On Friday, Mayotte had reported its first three locally acquired cases of the disease, which came in addition to 10 imported cases detected over the past month.
After patient numbers doubled in 48 hours, the medical staffing situation at the Mayotte main hospital was “highly critical”, said Olivier Brahic, the head of the ARS health authority.
ARS said it had opened a second cholera unit at the hospital after the first unit, with a capacity of 14, had been overwhelmed.
Cholera is an infectious disease typically causing severe diarrhoea, vomiting and muscle cramps, which spreads easily under insufficient sanitation conditions.

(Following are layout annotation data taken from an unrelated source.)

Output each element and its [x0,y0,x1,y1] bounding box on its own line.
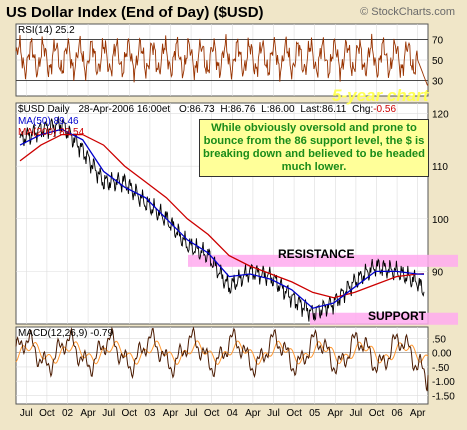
x-tick-label: 05 [309,408,321,419]
quote-high: 86.76 [230,104,255,115]
macd-tick-label: -.50 [432,363,450,374]
price-tick-label: 120 [432,110,449,121]
x-tick-label: Apr [328,408,344,419]
rsi-line [15,33,429,86]
price-line [19,115,425,322]
quote-line: $USD Daily 28-Apr-2006 16:00et O:86.73 H… [18,104,396,115]
rsi-tick-label: 50 [432,56,444,67]
x-tick-label: Oct [122,408,138,419]
rsi-tick-label: 30 [432,77,444,88]
chart-title: US Dollar Index (End of Day) ($USD) [6,4,264,21]
x-tick-label: Oct [369,408,385,419]
resistance-label: RESISTANCE [278,247,354,261]
macd-tick-label: -1.50 [432,391,455,402]
x-tick-label: Jul [20,408,33,419]
macd-tick-label: .50 [432,334,446,345]
x-tick-label: Oct [39,408,55,419]
x-tick-label: Jul [102,408,115,419]
ma200-line [19,133,425,299]
x-tick-label: 02 [62,408,74,419]
support-zone [310,312,458,325]
ma200-legend: MA(200) 89.54 [18,127,85,138]
support-label: SUPPORT [368,309,427,323]
x-tick-label: Oct [286,408,302,419]
price-tick-label: 100 [432,215,449,226]
x-tick-label: 04 [227,408,239,419]
quote-chg-label: Chg: [352,104,373,115]
quote-last-label: Last: [300,104,322,115]
macd-tick-label: -1.00 [432,377,455,388]
macd-tick-label: 0.00 [432,349,452,360]
quote-low-label: L: [261,104,269,115]
quote-open: 86.73 [190,104,215,115]
macd-line [15,326,429,392]
x-tick-label: 06 [392,408,404,419]
commentary-box: While obviously oversold and prone to bo… [199,119,429,177]
x-tick-label: Apr [245,408,261,419]
price-tick-label: 90 [432,267,444,278]
five-year-label: 5-year chart [332,86,429,105]
quote-low: 86.00 [270,104,295,115]
x-tick-label: Jul [267,408,280,419]
rsi-label: RSI(14) 25.2 [18,25,75,36]
ma50-line [19,128,425,309]
rsi-tick-label: 70 [432,35,444,46]
x-tick-label: Jul [185,408,198,419]
x-tick-label: Jul [350,408,363,419]
x-tick-label: Oct [204,408,220,419]
macd-panel [15,326,429,405]
source-credit: © StockCharts.com [360,6,455,18]
quote-last: 86.11 [322,104,347,115]
x-tick-label: Apr [410,408,426,419]
quote-datetime: 28-Apr-2006 16:00et [78,104,170,115]
macd-label: MACD(12,26,9) -0.79 [18,328,113,339]
x-tick-label: Apr [80,408,96,419]
x-tick-label: Apr [163,408,179,419]
quote-chg: -0.56 [373,104,396,115]
quote-high-label: H: [220,104,230,115]
x-tick-label: 03 [144,408,156,419]
ma50-legend: MA(50) 89.46 [18,116,79,127]
quote-open-label: O: [179,104,190,115]
price-tick-label: 110 [432,162,448,173]
macd-signal-line [15,340,429,365]
quote-symbol: $USD Daily [18,104,70,115]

ARS has announced a campaign to identify further cases, administer antibiotics and vaccinate people.
Mayotte’s imported cases have arrived mostly from the neighbouring Comoros, which has been battling a cholera epidemic since the start of the year.
Many migrants travel through the Comoros on their way to Mayotte from the Democratic Republic of Congo, itself facing a cholera epidemic that killed hundreds last year.
Mayotte is France’s 101st and poorest administrative region and anti-immigrant groups have launched protests against new arrivals despite a vow from Paris to tighten citizenship rules.
Part of the Comoros archipelago, Mayotte voted to remain part of France in 1974, when the other three islands sought and won independence.